“Eu sou Folha”
Sexta, 16 de Janeiro de 2015

Parece que meio mundo aderiu à campanha francesa “Je Suis Charlie” (Eu sou Charlie) alusiva ao atentado que matou 12 pessoas e deixou 11 feridos na redação do jornal satírico Charlie Hebdo, em Paris. A mídia internacional não deixou de frisar que se tratou de um dos ataques terroristas mais violentos da história da imprensa mundial executado por radicais islâmicos.
Matar pessoas sem dúvida é um ato execrável, e nenhum ser humano deve buscar este caminho para tentar resolver as coisas. Quando isto ocorre de maneira violenta e preconcebida, com certeza podemos classificar como terrorismo. Mas será que os dez anos de críticas ácidas ao islamismo e demais religiões feitas pelo jornal Charlie Hebdo através da publicação periódica de caricaturas depreciativas dos líderes religiosos das mesmas também não se configura como um ataque terrorista, só que feito de forma psicológica? Fica a reflexão para que se entenda quem deve ter começado tudo isso...
De qualquer forma, mesmo sendo um fato que mereça a nossa atenção pelo trágico comportamento humano que envolve uma problemática mundial, mais uma vez a mídia nacional brasileira priorizou uma notícia internacional e deslocou as atenções do público para problemas externos.

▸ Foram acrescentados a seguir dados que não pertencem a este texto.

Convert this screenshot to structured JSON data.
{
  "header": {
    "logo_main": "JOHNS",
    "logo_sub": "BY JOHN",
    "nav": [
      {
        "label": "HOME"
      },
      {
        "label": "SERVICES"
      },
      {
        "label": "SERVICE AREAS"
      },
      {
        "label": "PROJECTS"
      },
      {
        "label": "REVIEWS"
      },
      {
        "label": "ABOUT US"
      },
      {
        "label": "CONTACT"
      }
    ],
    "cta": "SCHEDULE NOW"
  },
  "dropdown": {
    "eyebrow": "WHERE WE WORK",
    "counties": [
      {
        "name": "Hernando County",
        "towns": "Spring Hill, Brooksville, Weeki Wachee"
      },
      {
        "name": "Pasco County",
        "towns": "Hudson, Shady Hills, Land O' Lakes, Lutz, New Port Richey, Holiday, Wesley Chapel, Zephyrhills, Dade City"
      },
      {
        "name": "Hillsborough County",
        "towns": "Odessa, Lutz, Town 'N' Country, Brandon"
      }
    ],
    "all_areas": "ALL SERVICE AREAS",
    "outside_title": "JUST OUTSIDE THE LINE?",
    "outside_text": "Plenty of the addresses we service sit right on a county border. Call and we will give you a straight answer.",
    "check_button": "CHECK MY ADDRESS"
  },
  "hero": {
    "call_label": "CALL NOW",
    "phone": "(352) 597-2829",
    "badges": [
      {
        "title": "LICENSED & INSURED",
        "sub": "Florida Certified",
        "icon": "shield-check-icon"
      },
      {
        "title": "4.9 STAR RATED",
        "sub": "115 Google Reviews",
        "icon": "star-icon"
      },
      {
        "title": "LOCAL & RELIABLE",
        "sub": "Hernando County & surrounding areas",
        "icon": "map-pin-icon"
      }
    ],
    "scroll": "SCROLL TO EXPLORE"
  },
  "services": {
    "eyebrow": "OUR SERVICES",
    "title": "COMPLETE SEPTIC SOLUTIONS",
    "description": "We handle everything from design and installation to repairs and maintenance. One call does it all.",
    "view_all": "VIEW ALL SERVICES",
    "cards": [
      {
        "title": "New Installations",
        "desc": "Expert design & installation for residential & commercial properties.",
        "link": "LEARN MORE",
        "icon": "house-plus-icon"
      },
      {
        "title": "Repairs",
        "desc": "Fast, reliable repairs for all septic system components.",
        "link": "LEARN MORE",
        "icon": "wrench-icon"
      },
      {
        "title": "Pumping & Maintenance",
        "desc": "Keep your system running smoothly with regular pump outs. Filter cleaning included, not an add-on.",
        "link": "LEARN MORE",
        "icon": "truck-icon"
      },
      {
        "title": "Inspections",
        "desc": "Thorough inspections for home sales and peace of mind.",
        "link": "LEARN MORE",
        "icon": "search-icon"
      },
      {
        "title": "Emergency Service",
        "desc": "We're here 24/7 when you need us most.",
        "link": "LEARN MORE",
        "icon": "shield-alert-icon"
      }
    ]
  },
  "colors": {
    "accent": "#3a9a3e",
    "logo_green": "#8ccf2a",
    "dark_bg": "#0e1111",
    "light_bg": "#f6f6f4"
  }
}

O Brasil tem problemas internos muito mais graves e peculiares do que os ataques terroristas que atingem os países do hemisfério norte. Os atentados aqui se manifestam sorrateiramente através da improbidade administrativa de nossos governantes, sustentando uma corrupção constante dentro das instituições públicas, resultando na morte de milhares de brasileiros que não recebem o atendimento adequado e em tempo, nas filas dos hospitais, resultando na morte de milhares de cidadãos que andam pelas ruas e becos das cidades onde não existe mais segurança para se circular, resultando na morte de milhares de pessoas que trafegam pelas estradas esburacadas e mal sinalizadas que cortam este país, resultando na morte de milhares de inocentes que se envolvem com as drogas e o mundo do tráfico e contrabando que existe embaixo de nossas próprias barbas. São as barbaridades deste nosso Brasil.
Na França, milhões de pessoas foram às ruas para se manifestar contra o terrorismo que está acontecendo por lá! O povo respondeu rapidamente em prol de seus interesses. Talvez esta resposta imediata venha de uma formação histórica e cultural dos próprios franceses, mas não podemos negar que a imprensa teve uma influência fundamental na movimentação da população.
Aqui no Brasil, precisamos imensamente da atuação da imprensa para mobilizar o povo que anda adormecido e suscetível a tantas formas de terrorismo que se sucedem em nossa sociedade. Precisamos muito do jornalismo ético, independente, isento, apartidário, esclarecedor, promotor da verdade, da justiça, do interesse público e social. Um jornalismo técnico e preciso, sem exageros, sem tendências nem depreciações morais ou psicológicas infundadas. Precisamos da imprensa para melhorar o nosso país. E aqui em nossa região, para onde devem estar focadas as nossas maiores atenções, é a nossa imprensa que deve ser exaltada, para que ela cumpra sempre com a missão social a que foi destinada.